Years ago, I traveled to New York with a model I refer to as “Q.”   I have very specific memories from that week — the show we saw at the Whitney, the photo shoot he did, the soundstage where my brother was “working” (where we just watched him smoke, drink cappuccino, and yell at people), clothes shopping at D&G, and not-eating.  

I remember a lot of not-eating.  We had a couple of memorable meals, but we would spend the entire day exploring the streets of the city, wandering into restaurants and cafés and even a bakery and right out because nothing was appealing.  

With him, I wore a 2 and weighed about 113 (I am 5’5″).  He was 5’11” and weighed under 160, while being well-muscled.  He got so skinny for his frame that his agent begged him to gain weight.  We were mistaken for television actors because we were so thin (and in the right area of the city).  I had extremely prominent ribs and hip bones, which I loved. Seriously. (Sadly, it’s one of my favorite things about getting my body back . . . I can see my ribs!  I can see my hip bones!)

My coworkers were convinced I had an eating disorder for months before this since I had dropped from a perfectly acceptable size 8 to a 2.  It was only on this trip that I began to think maybe they were right.  Food did not appeal to me at all.  I was just as happy to subsist on non-fat cappuccinos (130 calories each), the occasional meal replacement bar, and some steamed veggies (or a salad with no dressing) and a protein for dinner.  There were days when I was eating about 600 calories because I was just never hungry and food was completely utilitarian.

Last week, I had a long chat with one of my best friends “W,” who I have known for a very long time.  I told him I was 2 pounds from my “ultimate goal,” which I am already revising downward.  I told him this.  He called me by my his pet name for me (which means he’s serious) and said “is that so smart?”  I empowered him to tell me the truth.  I told him I want to drop another 5 after I hit the goal, but I am open to comment if I look bad.

The reality of course, is that I would love to drop 7 more after the goal — or 9 from now.  I thought I looked great at 118 (not everyone agreed) and that gives me 118 to 123 to fluctuate.  

So what does all this mean?  All my ramblings, my thoughts about my trip with Q, my discussion with W?  I am afraid of slipping back into a slightly disordered situation.  Scratch that, I know I am.  I know I am thinking things I should not be thinking (like that I am enormous) and I know that I am becoming less interested in food. 

I mean, I am eating, but since I stopped listing my food intake, I stopped eating so carefully.  I do not always eat enough.  It often does not occur to me to eat.  When I do eat, I often eat plainly — a turkey burger, unadorned.  Some cheese.  Nuts.  For the most part, I am not eating for pleasure, I am eating for pure sustenance.  I have to make myself eat better.  I have to force myself to eat my broccoli salad with the burger.  I know I am eating under 1000 calories a day, sometimes well under.  I still weigh and measure everything.  I eat nuts by the tablespoon.  I weigh the amount of onion and butter for my frittata every single morning.

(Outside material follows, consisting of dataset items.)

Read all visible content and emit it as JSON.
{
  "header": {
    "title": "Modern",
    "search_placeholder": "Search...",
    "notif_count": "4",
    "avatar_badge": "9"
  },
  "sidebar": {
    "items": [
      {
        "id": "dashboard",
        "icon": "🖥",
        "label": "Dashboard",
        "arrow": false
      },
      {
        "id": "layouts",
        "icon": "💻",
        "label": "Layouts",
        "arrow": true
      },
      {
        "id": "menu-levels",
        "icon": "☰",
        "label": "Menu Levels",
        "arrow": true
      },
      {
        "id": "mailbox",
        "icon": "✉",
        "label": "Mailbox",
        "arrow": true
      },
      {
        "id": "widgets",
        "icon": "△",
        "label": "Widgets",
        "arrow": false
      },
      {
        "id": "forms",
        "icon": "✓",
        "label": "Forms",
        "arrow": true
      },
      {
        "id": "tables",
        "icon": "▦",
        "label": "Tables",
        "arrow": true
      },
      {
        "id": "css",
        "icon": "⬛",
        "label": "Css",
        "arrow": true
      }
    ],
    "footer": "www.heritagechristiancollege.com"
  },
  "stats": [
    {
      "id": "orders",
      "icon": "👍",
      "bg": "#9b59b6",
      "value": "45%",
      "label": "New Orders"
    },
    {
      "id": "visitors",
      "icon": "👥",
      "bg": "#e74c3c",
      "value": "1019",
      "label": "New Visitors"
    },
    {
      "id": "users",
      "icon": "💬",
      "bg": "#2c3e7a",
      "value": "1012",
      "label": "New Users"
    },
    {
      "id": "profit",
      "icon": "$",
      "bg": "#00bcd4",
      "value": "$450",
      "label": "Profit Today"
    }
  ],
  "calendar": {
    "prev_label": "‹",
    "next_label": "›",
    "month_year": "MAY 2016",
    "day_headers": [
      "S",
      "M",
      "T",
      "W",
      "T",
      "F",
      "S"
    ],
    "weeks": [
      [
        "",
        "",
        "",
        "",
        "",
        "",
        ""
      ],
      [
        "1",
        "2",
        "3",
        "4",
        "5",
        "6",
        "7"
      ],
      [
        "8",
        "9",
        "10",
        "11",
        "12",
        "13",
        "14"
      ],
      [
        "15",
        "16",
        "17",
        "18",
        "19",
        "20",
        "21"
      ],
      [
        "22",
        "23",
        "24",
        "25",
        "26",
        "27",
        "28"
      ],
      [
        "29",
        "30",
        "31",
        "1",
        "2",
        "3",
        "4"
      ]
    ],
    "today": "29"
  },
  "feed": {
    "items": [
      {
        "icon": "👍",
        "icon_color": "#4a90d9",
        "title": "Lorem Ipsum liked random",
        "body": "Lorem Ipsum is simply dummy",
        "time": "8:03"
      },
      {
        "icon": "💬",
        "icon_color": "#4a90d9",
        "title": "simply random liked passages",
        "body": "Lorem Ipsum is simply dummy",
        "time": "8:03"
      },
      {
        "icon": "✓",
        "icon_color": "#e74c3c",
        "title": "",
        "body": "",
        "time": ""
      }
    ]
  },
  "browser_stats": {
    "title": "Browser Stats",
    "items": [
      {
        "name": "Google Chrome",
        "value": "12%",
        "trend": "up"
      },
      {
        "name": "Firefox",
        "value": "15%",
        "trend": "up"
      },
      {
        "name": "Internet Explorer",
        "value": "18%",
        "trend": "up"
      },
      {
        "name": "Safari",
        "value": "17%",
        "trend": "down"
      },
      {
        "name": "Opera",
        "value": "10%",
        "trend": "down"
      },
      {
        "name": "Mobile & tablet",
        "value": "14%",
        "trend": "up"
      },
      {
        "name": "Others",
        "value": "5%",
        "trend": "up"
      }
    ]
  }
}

Here’s the deal: anyone with a serious diet plan has slightly disordered eating.  It’s par for the course — we obsess about food, we plan it, we think about it, we may talk about it, and I write about it.  Clearly, I am slightly obsessed.  

I have noticed that my eating is a little more disordered than absolutely necessary because I am close to the goal and I am still obsessing.  I actually considered the carb impact from the lime L was squeezing into my club soda on Friday, and I chose to drink shots of straight liquor than order a regular drink (which would have just been goose and soda).  Also, I think I am fat and that the whole world is fat.  I am shocked by how fat people are in real life and on tv.  Not actual fat people, the people who are supposedly normal.  I am shocked by the roll of fat above my waistband (that I think I know does not exist, but I don’t really know for certain).  

I cannot tell what I look like at all.  I know I am thinner because I am wearing size 4 clothes comfortably and my size 6 shorts are far too big.  Still, I do not know what I look like compared to the people I see.  Am I slender?  Am I average?  Am I still pudgy?  I really do not know.  Sometimes I look in the mirror and I like what I see; sometimes I am frustrated; sometimes I think about how much more I have to go.  I know I look better; I just do not know if I look good.

A thinks I am skinny (not in a good way) and we had the “how far are you going to take this whole eating disorder thing” conversation last night.  Again I reminded him I weighed 10-15 pounds less than now when we met, so clearly losing 8-10 more pounds is not a big deal.  He told me we’d have “a problem” if I the second digit switches from 2 to 1 in my weight.  I think he means like “calling my mom and others for an intervention problem,” but I have no idea.  I would hate to start lying to him about my weight.  

That lying about my weight to inflate the number popped into my head is but more evidence that I have a problem.  I do not think it’s a serious problem at this point.  I can make myself eat more.  I do love eating certain things (especially cheese).  I have already added back in kefir and greek yogurt.  

Still, I cannot deny the obvious: I have a mild eating disorder.